Sometimes referred to as ‘European-style Board Games’, these follow the somewhat different tradition in continental Europe, for games to involve building up the board rather than moving around it. With the current surge, however, loads of these types of games are springing up all over the world.
So what is fuelling this rise and rise of games?
One thing I think is important to note is how analogue these games are. They’re played, physically, in the real world. Almost an explicit challenge to the supremacy of computer games, these are played intimately with small groups of friends in the same room, rather than alone of against hundreds of other players around the world.
This is, in part, deceptive. Many of these games are of an internet era, both through collaborative design and of course their funding.
While I’m sure only a small proportion of the innovation is happening there, it feels like the crowd-funding sites (especially Kickstarter where new games have particularly caught on) are a great source of funding for people with brilliant ideas for how games might look and play. This enables a wider ecosystem of creativity and is bringing us some of the most radical new games ideas.
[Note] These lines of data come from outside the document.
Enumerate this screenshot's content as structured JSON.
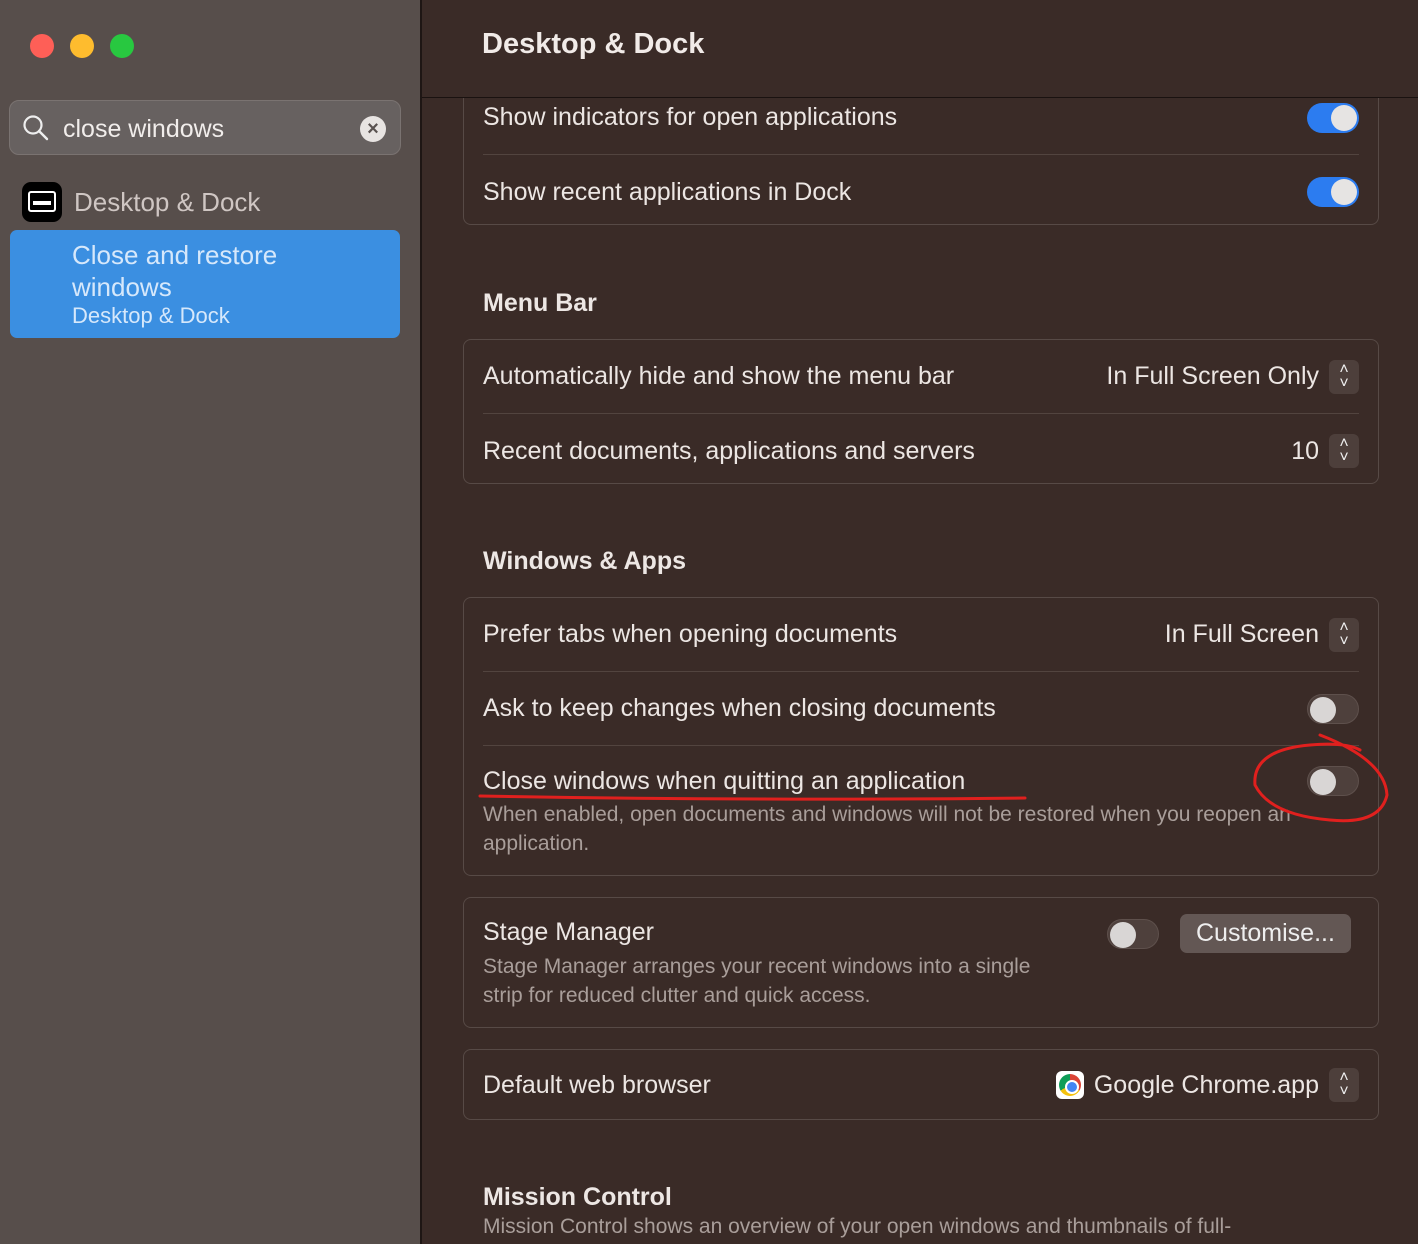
{
  "window": {
    "traffic_lights": {
      "close": "#fe5f57",
      "minimize": "#febc2e",
      "zoom": "#28c840"
    }
  },
  "sidebar": {
    "search": {
      "value": "close windows",
      "icon": "search-icon"
    },
    "section": "Desktop & Dock",
    "result": {
      "title": "Close and restore windows",
      "subtitle": "Desktop & Dock",
      "selected": true
    }
  },
  "header": {
    "title": "Desktop & Dock"
  },
  "dock_card": {
    "rows": [
      {
        "label": "Show indicators for open applications",
        "on": true
      },
      {
        "label": "Show recent applications in Dock",
        "on": true
      }
    ]
  },
  "menu_bar": {
    "heading": "Menu Bar",
    "rows": [
      {
        "label": "Automatically hide and show the menu bar",
        "value": "In Full Screen Only"
      },
      {
        "label": "Recent documents, applications and servers",
        "value": "10"
      }
    ]
  },
  "windows_apps": {
    "heading": "Windows & Apps",
    "prefer_tabs": {
      "label": "Prefer tabs when opening documents",
      "value": "In Full Screen"
    },
    "ask_keep": {
      "label": "Ask to keep changes when closing documents",
      "on": false
    },
    "close_windows": {
      "label": "Close windows when quitting an application",
      "on": false,
      "description": "When enabled, open documents and windows will not be restored when you reopen an application."
    }
  },
  "stage_manager": {
    "label": "Stage Manager",
    "on": false,
    "button": "Customise...",
    "description": "Stage Manager arranges your recent windows into a single strip for reduced clutter and quick access."
  },
  "browser": {
    "label": "Default web browser",
    "value": "Google Chrome.app"
  },
  "mission_control": {
    "heading": "Mission Control",
    "description": "Mission Control shows an overview of your open windows and thumbnails of full-"
  },
  "colors": {
    "accent": "#2c7cf0",
    "selection": "#3b8fe1",
    "annotation": "#e0201e"
  }
}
I’d also argue that ‘the rise of the geek’ which has come about very much connected to the internet age we live in has helped rehabilitate games. While Warhammer and Dungeons and Dragons might still be going a bit far for most, the games now being played would once have been regarded as extremely nerdy. Their topics are often about close examination of niche knowledge of the sort associated with cult interests (though I accept that there is in many cases a large gap between the subject-matter of a game and the mechanics derived from it!)
Perhaps the most exciting part – and I hope I don’t regret tempting fate – is that it feels like we’re just getting started. There are so many great concepts and mechanics coming out it feels like they’re simply becoming better and better.
Hooray for the board game renaissance!